Elizabeth Bryda, PhD

Elizabeth Bryda, PhD
Professor
University of Missouri

Elizabeth Bryda earned a BS in Biology and Music from Tufts University, a MS in Microbiology and a PhD in Molecular Genetics at Rutgers University and went on to post-doctoral training in Mammalian Molecular Genetics at the Wadsworth Center.

While a faculty member at the Joan C. Edwards School of Medicine at Marshall University, she identified and characterized kidney and hearing loss genes in mouse models of polycystic kidney disease and Usher syndrome respectively. She relocated to the University of Missouri in 2003 and has continued to embrace comparative medicine approaches to studying human diseases using a variety of animal models from rodents to zebrafish and applying state-of-the art genetic engineering technologies.

She is currently a Professor of Veterinary Pathobiology in the College of Veterinary Medicine with adjunct appointments in the Division of Biological Sciences and School of Nursing and she serves as the Director of the MU Animal Modeling Core.
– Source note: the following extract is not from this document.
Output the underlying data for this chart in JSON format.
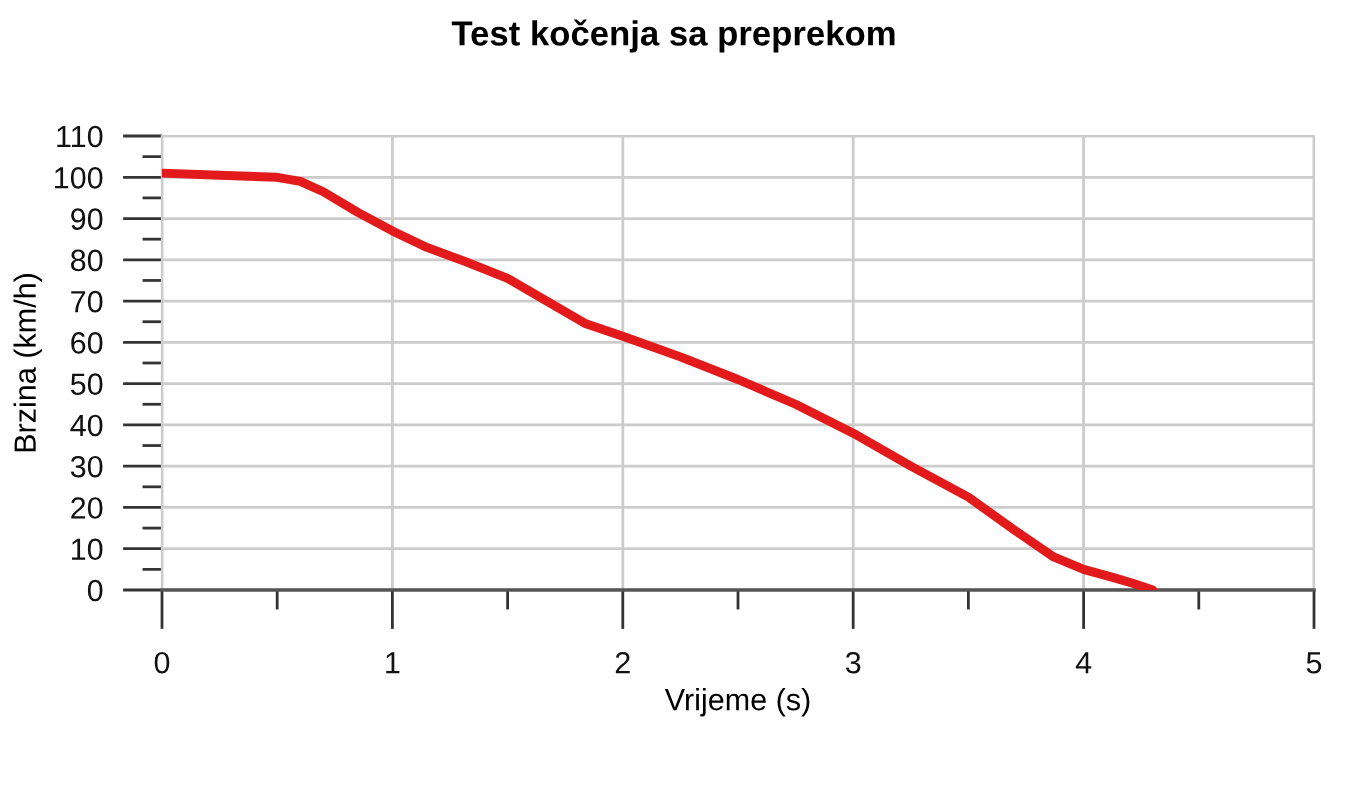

Dr. Bryda is the Director of the NIH-funded Rat Resource and Research Center (RRRC) which serves as a repository for important rat genetic models as well as provides animals, embryonic cell lines and rat-related services to the global biomedical research community. She is a 2017 recipient of the Zoetis Award for Veterinary Research Excellence and a 2018 recipient of the Academy of Science-St. Louis James B. Eads Award for outstanding achievement in technology.

Animal Modeling in the Era of Precision Medicine

Comparative medicine and animal modeling allow us to understand genetics, disease, and basic biology across species.  Because genome editing can be performed in a quick and reliable manner in a variety of species using CRISPR/Cas9, this technology is transforming the ability to generate appropriate animal models to study human disorders.  Genetically engineered animals can be used effectively to dissect out various aspects of human disease, including identification of putative disease genes, re-creation and validation of potential disease-causing alleles observed in patients, and testing of targeted therapeutics.  Our recent studies to determine the genetic basis of cystic kidney disease in human patients illustrate the power of using CRISPR/Cas9 to generate informative animal models to validate the disease-causing nature of rare human variants.